Confusion Matrix

It creates a confusion matrix table or plot displaying the agreement between the observed and the predicted classes by the model.

Usage

confusion_matrix(
  data = NULL,
  obs,
  pred,
  plot = FALSE,
  unit = "count",
  colors = c(low = NULL, high = NULL),
  print_metrics = FALSE,
  metrics_list = c("accuracy", "precision", "recall"),
  position_metrics = "top",
  na.rm = TRUE
)

Arguments

data: (Optional) argument to call an existing data frame containing the data.
obs: Vector with observed values (character or factor).
pred: Vector with predicted values (character or factor).
plot: Logical operator (TRUE/FALSE) that controls the output as a data.frame (plot = FALSE) or as a plot of type ggplot (plot = TRUE), Default: FALSE
unit: String (text) indicating the type of unit ("count" or "proportion") to show in the confusion matrix, Default: 'count'
colors: Vector or list with two colors indicating how to paint the gradient between "low" and "high", Default: c(low = NULL, high = NULL) uses the standard blue gradient of ggplot2.
print_metrics: boolean TRUE/FALSE to embed metrics in the plot. Default is FALSE.
metrics_list: vector or list of selected metrics to print on the plot. Default: c("accuracy", "precision", "recall").
position_metrics: string specifying the position to print the performance metrics_list. Options are "top" (as a subtitle) or "bottom" (as a caption). Default: "bottom".
na.rm: Logic argument to remove rows with missing values (NA). Default is na.rm = TRUE.

Value

An object of class data.frame when plot = FALSE, or of type ggplot

when plot = TRUE.

Details

A confusion matrix is a method for summarizing the predictive performance of a classification algorithm. It is particularly useful if you have an unbalanced number of observations belonging to each class or if you have a multinomial dataset (more than two classes in your dataset. A confusion matrix can give you a good hint about the types of errors that your model is making. See online-documentation

References

Ting K.M. (2017). Confusion Matrix. In: Sammut C., Webb G.I. (eds) Encyclopedia of Machine Learning and Data Mining. Springer, Boston, MA. doi:10.1007/978-1-4899-7687-1_50

Examples

# \donttest{
set.seed(183)
# Two-class
binomial_case <- data.frame(labels = sample(c("True","False"), 100, replace = TRUE),
predictions = sample(c("True","False"), 100, replace = TRUE))
# Multi-class
multinomial_case <- data.frame(labels = sample(c("Red","Blue", "Green"), 100,
replace = TRUE), predictions = sample(c("Red","Blue", "Green"), 100, replace = TRUE))

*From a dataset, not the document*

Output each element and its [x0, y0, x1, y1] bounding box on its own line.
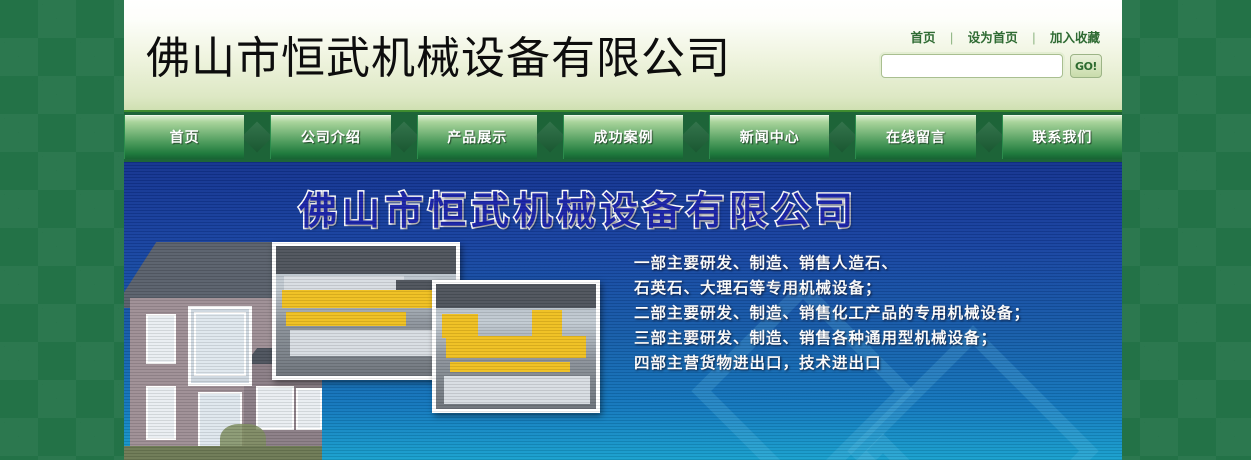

# Plot two-class confusion matrix
confusion_matrix(data = binomial_case, obs = labels, pred = predictions, 
plot = TRUE, colors = c(low="pink" , high="steelblue"), unit = "count")
#> Warning: Using linewidth for a discrete variable is not advised.


# Plot multi-class confusion matrix
confusion_matrix(data = multinomial_case, obs = labels, pred = predictions, 
plot = TRUE, colors = c(low="#f9dbbd" , high="#735d78"), unit = "count")
#> Warning: Using linewidth for a discrete variable is not advised.

# }